One of the servers, Camila Chambers, had her own problems with Oliver in the past. His hands inappropriately touching females was not an isolated incident. Oliver's hands often found their way up women's skirts, on their breasts, and on their butts. Camila tolerated him because he was a good tipper the drunker he got. Oliver was always drunk.
Did any of that mean Deshawn was, or was not, his killer?
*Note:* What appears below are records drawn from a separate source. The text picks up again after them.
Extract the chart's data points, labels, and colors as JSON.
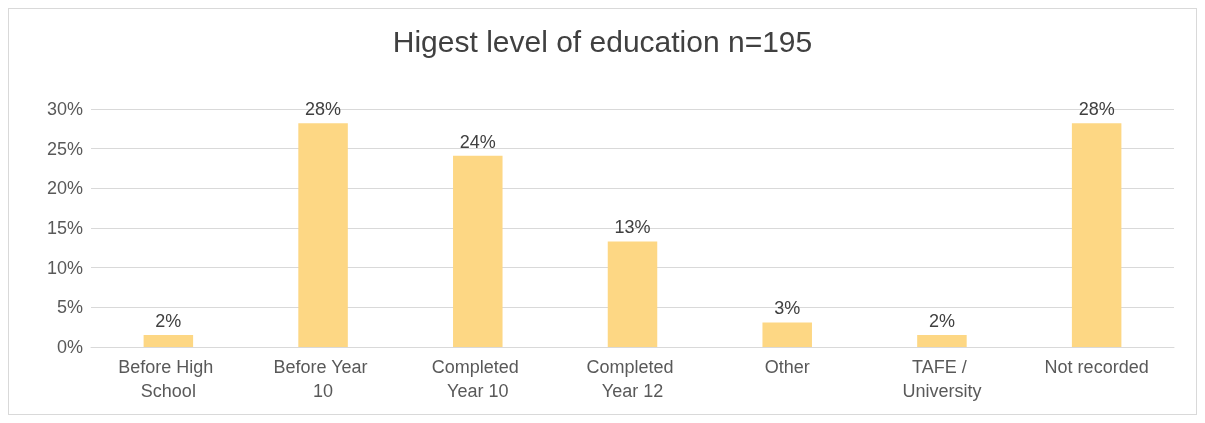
{
  "chart_data": {
    "type": "bar",
    "title": "Higest level of education n=195",
    "categories": [
      "Before High School",
      "Before Year 10",
      "Completed Year 10",
      "Completed Year 12",
      "Other",
      "TAFE / University",
      "Not recorded"
    ],
    "values": [
      1.5,
      28.2,
      24.1,
      13.3,
      3.1,
      1.5,
      28.2
    ],
    "value_labels": [
      "2%",
      "28%",
      "24%",
      "13%",
      "3%",
      "2%",
      "28%"
    ],
    "color": "#fdd784",
    "ylim": [
      0,
      30
    ],
    "yticks": [
      {
        "value": 0,
        "label": "0%"
      },
      {
        "value": 5,
        "label": "5%"
      },
      {
        "value": 10,
        "label": "10%"
      },
      {
        "value": 15,
        "label": "15%"
      },
      {
        "value": 20,
        "label": "20%"
      },
      {
        "value": 25,
        "label": "25%"
      },
      {
        "value": 30,
        "label": "30%"
      }
    ],
    "grid": true
  }
}
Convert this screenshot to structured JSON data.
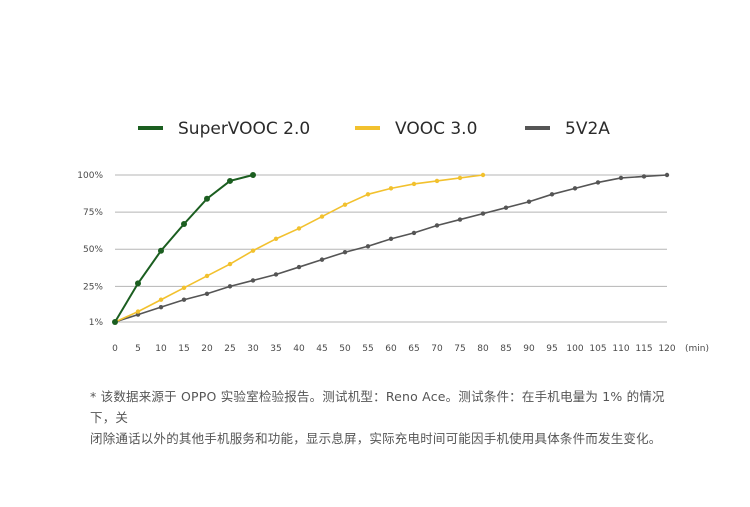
{
  "chart_data": {
    "type": "line",
    "x_ticks": [
      "0",
      "5",
      "10",
      "15",
      "20",
      "25",
      "30",
      "35",
      "40",
      "45",
      "50",
      "55",
      "60",
      "65",
      "70",
      "75",
      "80",
      "85",
      "90",
      "95",
      "100",
      "105",
      "110",
      "115",
      "120"
    ],
    "x_unit": "(min)",
    "y_ticks": [
      {
        "value": 1,
        "label": "1%"
      },
      {
        "value": 25,
        "label": "25%"
      },
      {
        "value": 50,
        "label": "50%"
      },
      {
        "value": 75,
        "label": "75%"
      },
      {
        "value": 100,
        "label": "100%"
      }
    ],
    "xlim": [
      0,
      120
    ],
    "ylim": [
      1,
      100
    ],
    "grid": "horizontal",
    "legend_position": "top",
    "series": [
      {
        "name": "SuperVOOC 2.0",
        "color": "#1b5e20",
        "x": [
          0,
          5,
          10,
          15,
          20,
          25,
          30
        ],
        "y": [
          1,
          27,
          49,
          67,
          84,
          96,
          100
        ]
      },
      {
        "name": "VOOC 3.0",
        "color": "#f2c12e",
        "x": [
          0,
          5,
          10,
          15,
          20,
          25,
          30,
          35,
          40,
          45,
          50,
          55,
          60,
          65,
          70,
          75,
          80
        ],
        "y": [
          1,
          8,
          16,
          24,
          32,
          40,
          49,
          57,
          64,
          72,
          80,
          87,
          91,
          94,
          96,
          98,
          100
        ]
      },
      {
        "name": "5V2A",
        "color": "#555555",
        "x": [
          0,
          5,
          10,
          15,
          20,
          25,
          30,
          35,
          40,
          45,
          50,
          55,
          60,
          65,
          70,
          75,
          80,
          85,
          90,
          95,
          100,
          105,
          110,
          115,
          120
        ],
        "y": [
          1,
          6,
          11,
          16,
          20,
          25,
          29,
          33,
          38,
          43,
          48,
          52,
          57,
          61,
          66,
          70,
          74,
          78,
          82,
          87,
          91,
          95,
          98,
          99,
          100
        ]
      }
    ]
  },
  "note": {
    "line1": "* 该数据来源于 OPPO 实验室检验报告。测试机型：Reno Ace。测试条件：在手机电量为 1% 的情况下，关",
    "line2": "闭除通话以外的其他手机服务和功能，显示息屏，实际充电时间可能因手机使用具体条件而发生变化。"
  }
}
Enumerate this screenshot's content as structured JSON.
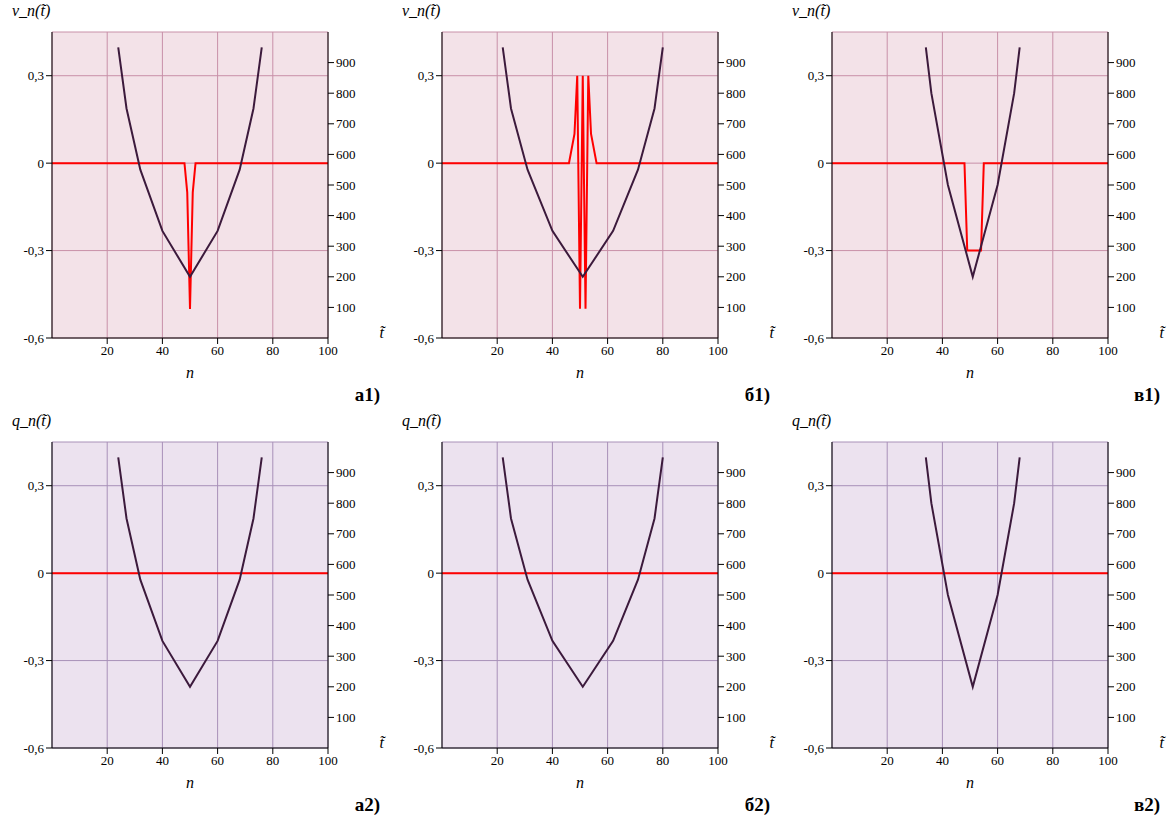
{
  "chart_data": [
    {
      "type": "line",
      "title": "а1)",
      "y_label": "v_n(t̃)",
      "x_label": "n",
      "y2_label": "t̃",
      "xlim": [
        0,
        100
      ],
      "xticks": [
        20,
        40,
        60,
        80,
        100
      ],
      "ylim": [
        -0.6,
        0.45
      ],
      "yticks": [
        {
          "value": -0.6,
          "label": "-0,6"
        },
        {
          "value": -0.3,
          "label": "-0,3"
        },
        0,
        {
          "value": 0.3,
          "label": "0,3"
        }
      ],
      "y2lim": [
        0,
        1000
      ],
      "y2ticks": [
        100,
        200,
        300,
        400,
        500,
        600,
        700,
        800,
        900
      ],
      "grid": true,
      "series": [
        {
          "color": "#ff0000",
          "x": [
            0,
            45,
            48,
            49,
            50,
            51,
            52,
            55,
            100
          ],
          "values": [
            0,
            0,
            0,
            -0.1,
            -0.5,
            -0.1,
            0,
            0,
            0
          ]
        },
        {
          "color": "#3c1a3c",
          "axis": "y2",
          "x": [
            24,
            27,
            32,
            40,
            50,
            60,
            68,
            73,
            76
          ],
          "values": [
            950,
            750,
            550,
            350,
            200,
            350,
            550,
            750,
            950
          ]
        }
      ]
    },
    {
      "type": "line",
      "title": "б1)",
      "y_label": "v_n(t̃)",
      "x_label": "n",
      "y2_label": "t̃",
      "xlim": [
        0,
        100
      ],
      "xticks": [
        20,
        40,
        60,
        80,
        100
      ],
      "ylim": [
        -0.6,
        0.45
      ],
      "yticks": [
        {
          "value": -0.6,
          "label": "-0,6"
        },
        {
          "value": -0.3,
          "label": "-0,3"
        },
        0,
        {
          "value": 0.3,
          "label": "0,3"
        }
      ],
      "y2lim": [
        0,
        1000
      ],
      "y2ticks": [
        100,
        200,
        300,
        400,
        500,
        600,
        700,
        800,
        900
      ],
      "grid": true,
      "series": [
        {
          "color": "#ff0000",
          "x": [
            0,
            46,
            48,
            49,
            50,
            51,
            52,
            53,
            54,
            56,
            100
          ],
          "values": [
            0,
            0,
            0.1,
            0.3,
            -0.5,
            0.3,
            -0.5,
            0.3,
            0.1,
            0,
            0
          ]
        },
        {
          "color": "#3c1a3c",
          "axis": "y2",
          "x": [
            22,
            25,
            31,
            40,
            51,
            62,
            71,
            77,
            80
          ],
          "values": [
            950,
            750,
            550,
            350,
            200,
            350,
            550,
            750,
            950
          ]
        }
      ]
    },
    {
      "type": "line",
      "title": "в1)",
      "y_label": "v_n(t̃)",
      "x_label": "n",
      "y2_label": "t̃",
      "xlim": [
        0,
        100
      ],
      "xticks": [
        20,
        40,
        60,
        80,
        100
      ],
      "ylim": [
        -0.6,
        0.45
      ],
      "yticks": [
        {
          "value": -0.6,
          "label": "-0,6"
        },
        {
          "value": -0.3,
          "label": "-0,3"
        },
        0,
        {
          "value": 0.3,
          "label": "0,3"
        }
      ],
      "y2lim": [
        0,
        1000
      ],
      "y2ticks": [
        100,
        200,
        300,
        400,
        500,
        600,
        700,
        800,
        900
      ],
      "grid": true,
      "series": [
        {
          "color": "#ff0000",
          "x": [
            0,
            48,
            49,
            50,
            51,
            52,
            53,
            54,
            55,
            100
          ],
          "values": [
            0,
            0,
            -0.3,
            -0.3,
            -0.3,
            -0.3,
            -0.3,
            -0.3,
            0,
            0
          ]
        },
        {
          "color": "#3c1a3c",
          "axis": "y2",
          "x": [
            34,
            36,
            42,
            51,
            60,
            66,
            68
          ],
          "values": [
            950,
            800,
            500,
            200,
            500,
            800,
            950
          ]
        }
      ]
    },
    {
      "type": "line",
      "title": "а2)",
      "y_label": "q_n(t̃)",
      "x_label": "n",
      "y2_label": "t̃",
      "xlim": [
        0,
        100
      ],
      "xticks": [
        20,
        40,
        60,
        80,
        100
      ],
      "ylim": [
        -0.6,
        0.45
      ],
      "yticks": [
        {
          "value": -0.6,
          "label": "-0,6"
        },
        {
          "value": -0.3,
          "label": "-0,3"
        },
        0,
        {
          "value": 0.3,
          "label": "0,3"
        }
      ],
      "y2lim": [
        0,
        1000
      ],
      "y2ticks": [
        100,
        200,
        300,
        400,
        500,
        600,
        700,
        800,
        900
      ],
      "grid": true,
      "series": [
        {
          "color": "#ff0000",
          "x": [
            0,
            100
          ],
          "values": [
            0,
            0
          ]
        },
        {
          "color": "#3c1a3c",
          "axis": "y2",
          "x": [
            24,
            27,
            32,
            40,
            50,
            60,
            68,
            73,
            76
          ],
          "values": [
            950,
            750,
            550,
            350,
            200,
            350,
            550,
            750,
            950
          ]
        }
      ]
    },
    {
      "type": "line",
      "title": "б2)",
      "y_label": "q_n(t̃)",
      "x_label": "n",
      "y2_label": "t̃",
      "xlim": [
        0,
        100
      ],
      "xticks": [
        20,
        40,
        60,
        80,
        100
      ],
      "ylim": [
        -0.6,
        0.45
      ],
      "yticks": [
        {
          "value": -0.6,
          "label": "-0,6"
        },
        {
          "value": -0.3,
          "label": "-0,3"
        },
        0,
        {
          "value": 0.3,
          "label": "0,3"
        }
      ],
      "y2lim": [
        0,
        1000
      ],
      "y2ticks": [
        100,
        200,
        300,
        400,
        500,
        600,
        700,
        800,
        900
      ],
      "grid": true,
      "series": [
        {
          "color": "#ff0000",
          "x": [
            0,
            100
          ],
          "values": [
            0,
            0
          ]
        },
        {
          "color": "#3c1a3c",
          "axis": "y2",
          "x": [
            22,
            25,
            31,
            40,
            51,
            62,
            71,
            77,
            80
          ],
          "values": [
            950,
            750,
            550,
            350,
            200,
            350,
            550,
            750,
            950
          ]
        }
      ]
    },
    {
      "type": "line",
      "title": "в2)",
      "y_label": "q_n(t̃)",
      "x_label": "n",
      "y2_label": "t̃",
      "xlim": [
        0,
        100
      ],
      "xticks": [
        20,
        40,
        60,
        80,
        100
      ],
      "ylim": [
        -0.6,
        0.45
      ],
      "yticks": [
        {
          "value": -0.6,
          "label": "-0,6"
        },
        {
          "value": -0.3,
          "label": "-0,3"
        },
        0,
        {
          "value": 0.3,
          "label": "0,3"
        }
      ],
      "y2lim": [
        0,
        1000
      ],
      "y2ticks": [
        100,
        200,
        300,
        400,
        500,
        600,
        700,
        800,
        900
      ],
      "grid": true,
      "series": [
        {
          "color": "#ff0000",
          "x": [
            0,
            100
          ],
          "values": [
            0,
            0
          ]
        },
        {
          "color": "#3c1a3c",
          "axis": "y2",
          "x": [
            34,
            36,
            42,
            51,
            60,
            66,
            68
          ],
          "values": [
            950,
            800,
            500,
            200,
            500,
            800,
            950
          ]
        }
      ]
    }
  ]
}
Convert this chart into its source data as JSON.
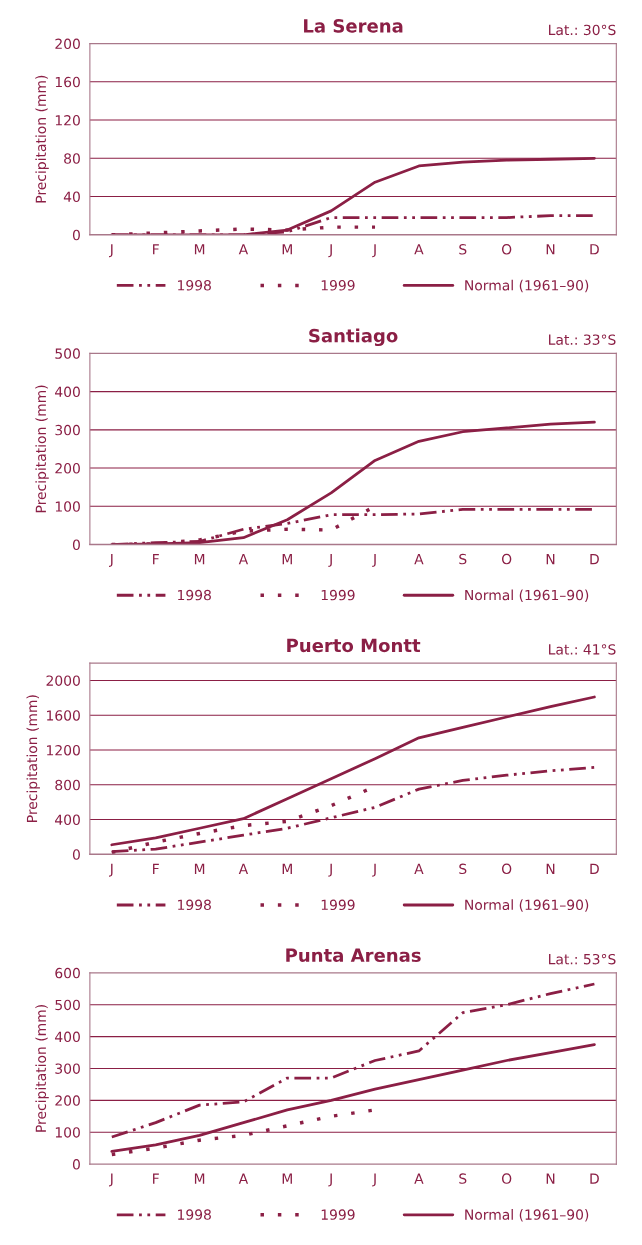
{
  "chart_data": [
    {
      "type": "line",
      "title": "La Serena",
      "ylabel": "Precipitation (mm)",
      "annotations": [
        "Lat.: 30°S"
      ],
      "categories": [
        "J",
        "F",
        "M",
        "A",
        "M",
        "J",
        "J",
        "A",
        "S",
        "O",
        "N",
        "D"
      ],
      "series": [
        {
          "name": "1998",
          "color": "#8b1f45",
          "line_style": "dashed",
          "values": [
            0,
            0,
            0,
            0,
            3,
            18,
            18,
            18,
            18,
            18,
            20,
            20
          ]
        },
        {
          "name": "1999",
          "color": "#8b1f45",
          "line_style": "dotted",
          "values": [
            0,
            2,
            4,
            6,
            5,
            8,
            8,
            null,
            null,
            null,
            null,
            null
          ]
        },
        {
          "name": "Normal (1961–90)",
          "color": "#8b1f45",
          "line_style": "solid",
          "values": [
            0,
            0,
            0,
            0,
            5,
            25,
            55,
            72,
            76,
            78,
            79,
            80
          ]
        }
      ],
      "ylim": [
        0,
        200
      ],
      "yticks": [
        0,
        40,
        80,
        120,
        160,
        200
      ],
      "grid": "y",
      "legend": "bottom"
    },
    {
      "type": "line",
      "title": "Santiago",
      "ylabel": "Precipitation (mm)",
      "annotations": [
        "Lat.: 33°S"
      ],
      "categories": [
        "J",
        "F",
        "M",
        "A",
        "M",
        "J",
        "J",
        "A",
        "S",
        "O",
        "N",
        "D"
      ],
      "series": [
        {
          "name": "1998",
          "color": "#8b1f45",
          "line_style": "dashed",
          "values": [
            0,
            5,
            8,
            40,
            55,
            78,
            78,
            80,
            92,
            92,
            92,
            92
          ]
        },
        {
          "name": "1999",
          "color": "#8b1f45",
          "line_style": "dotted",
          "values": [
            0,
            2,
            12,
            35,
            40,
            38,
            100,
            null,
            null,
            null,
            null,
            null
          ]
        },
        {
          "name": "Normal (1961–90)",
          "color": "#8b1f45",
          "line_style": "solid",
          "values": [
            0,
            2,
            5,
            18,
            65,
            135,
            220,
            270,
            295,
            305,
            315,
            320
          ]
        }
      ],
      "ylim": [
        0,
        500
      ],
      "yticks": [
        0,
        100,
        200,
        300,
        400,
        500
      ],
      "grid": "y",
      "legend": "bottom"
    },
    {
      "type": "line",
      "title": "Puerto Montt",
      "ylabel": "Precipitation (mm)",
      "annotations": [
        "Lat.: 41°S"
      ],
      "categories": [
        "J",
        "F",
        "M",
        "A",
        "M",
        "J",
        "J",
        "A",
        "S",
        "O",
        "N",
        "D"
      ],
      "series": [
        {
          "name": "1998",
          "color": "#8b1f45",
          "line_style": "dashed",
          "values": [
            30,
            60,
            140,
            220,
            300,
            420,
            540,
            750,
            850,
            910,
            960,
            1000
          ]
        },
        {
          "name": "1999",
          "color": "#8b1f45",
          "line_style": "dotted",
          "values": [
            20,
            140,
            240,
            330,
            380,
            560,
            780,
            null,
            null,
            null,
            null,
            null
          ]
        },
        {
          "name": "Normal (1961–90)",
          "color": "#8b1f45",
          "line_style": "solid",
          "values": [
            110,
            190,
            300,
            410,
            640,
            870,
            1100,
            1340,
            1460,
            1580,
            1700,
            1810
          ]
        }
      ],
      "ylim": [
        0,
        2200
      ],
      "yticks": [
        0,
        400,
        800,
        1200,
        1600,
        2000
      ],
      "grid": "y",
      "legend": "bottom"
    },
    {
      "type": "line",
      "title": "Punta Arenas",
      "ylabel": "Precipitation (mm)",
      "annotations": [
        "Lat.: 53°S"
      ],
      "categories": [
        "J",
        "F",
        "M",
        "A",
        "M",
        "J",
        "J",
        "A",
        "S",
        "O",
        "N",
        "D"
      ],
      "series": [
        {
          "name": "1998",
          "color": "#8b1f45",
          "line_style": "dashed",
          "values": [
            85,
            130,
            185,
            195,
            270,
            270,
            325,
            355,
            475,
            500,
            535,
            565
          ]
        },
        {
          "name": "1999",
          "color": "#8b1f45",
          "line_style": "dotted",
          "values": [
            30,
            50,
            75,
            90,
            120,
            150,
            170,
            null,
            null,
            null,
            null,
            null
          ]
        },
        {
          "name": "Normal (1961–90)",
          "color": "#8b1f45",
          "line_style": "solid",
          "values": [
            40,
            60,
            90,
            130,
            170,
            200,
            235,
            265,
            295,
            325,
            350,
            375
          ]
        }
      ],
      "ylim": [
        0,
        600
      ],
      "yticks": [
        0,
        100,
        200,
        300,
        400,
        500,
        600
      ],
      "grid": "y",
      "legend": "bottom"
    }
  ]
}
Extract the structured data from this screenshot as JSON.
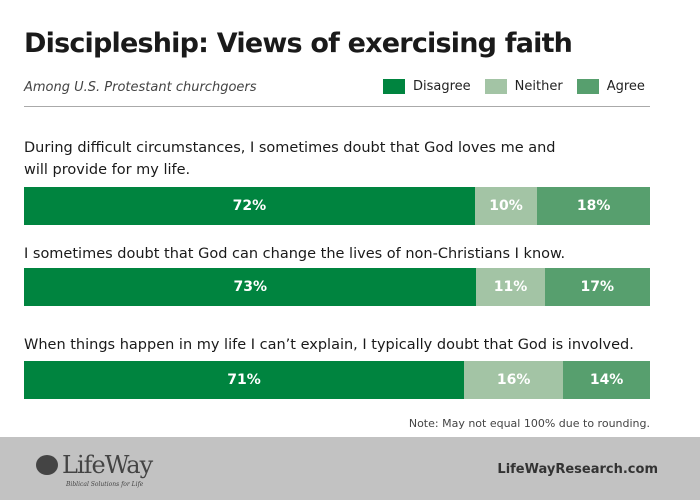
{
  "chart_data": {
    "type": "bar",
    "orientation": "horizontal-stacked",
    "title": "Discipleship: Views of exercising faith",
    "subtitle": "Among U.S. Protestant churchgoers",
    "legend": [
      "Disagree",
      "Neither",
      "Agree"
    ],
    "legend_placement": "top-right",
    "colors": {
      "Disagree": "#00843f",
      "Neither": "#a3c4a5",
      "Agree": "#579f6e"
    },
    "categories": [
      "During difficult circumstances, I sometimes doubt that God loves me and will provide for my life.",
      "I sometimes doubt that God can change the lives of non-Christians I know.",
      "When things happen in my life I can’t explain, I typically doubt that God is involved."
    ],
    "series": [
      {
        "name": "Disagree",
        "values": [
          72,
          73,
          71
        ],
        "labels": [
          "72%",
          "73%",
          "71%"
        ]
      },
      {
        "name": "Neither",
        "values": [
          10,
          11,
          16
        ],
        "labels": [
          "10%",
          "11%",
          "16%"
        ]
      },
      {
        "name": "Agree",
        "values": [
          18,
          17,
          14
        ],
        "labels": [
          "18%",
          "17%",
          "14%"
        ]
      }
    ],
    "note": "Note: May not equal 100% due to rounding."
  },
  "footer": {
    "logo": "LifeWay",
    "tagline": "Biblical Solutions for Life",
    "url": "LifeWayResearch.com"
  }
}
No.
Did any of that suggest Oliver had possibly pissed off more people than just Deshawn? Yes.
That's not even getting into the peculiar timing of the arrest. Why did the police wait 54 days to arrest him? Five officers were sent to arrest a suspect with no criminal record who had already spoken to them on his own volition.
After the interviews, my employees and I got to work on answering that question.
Lance Portman is my researcher who lives in Pennsylvania. I met him earlier this year when a small-town Sheriff threw me in the trunk of a car and pushed me off a cliff and into a lake. That's a long story. Lance helped me gather information to go after the Sheriff who committed suicide by cop. When my wife Jenn and I started the firm, Lance answered the ad for a researcher, and I gave him the job.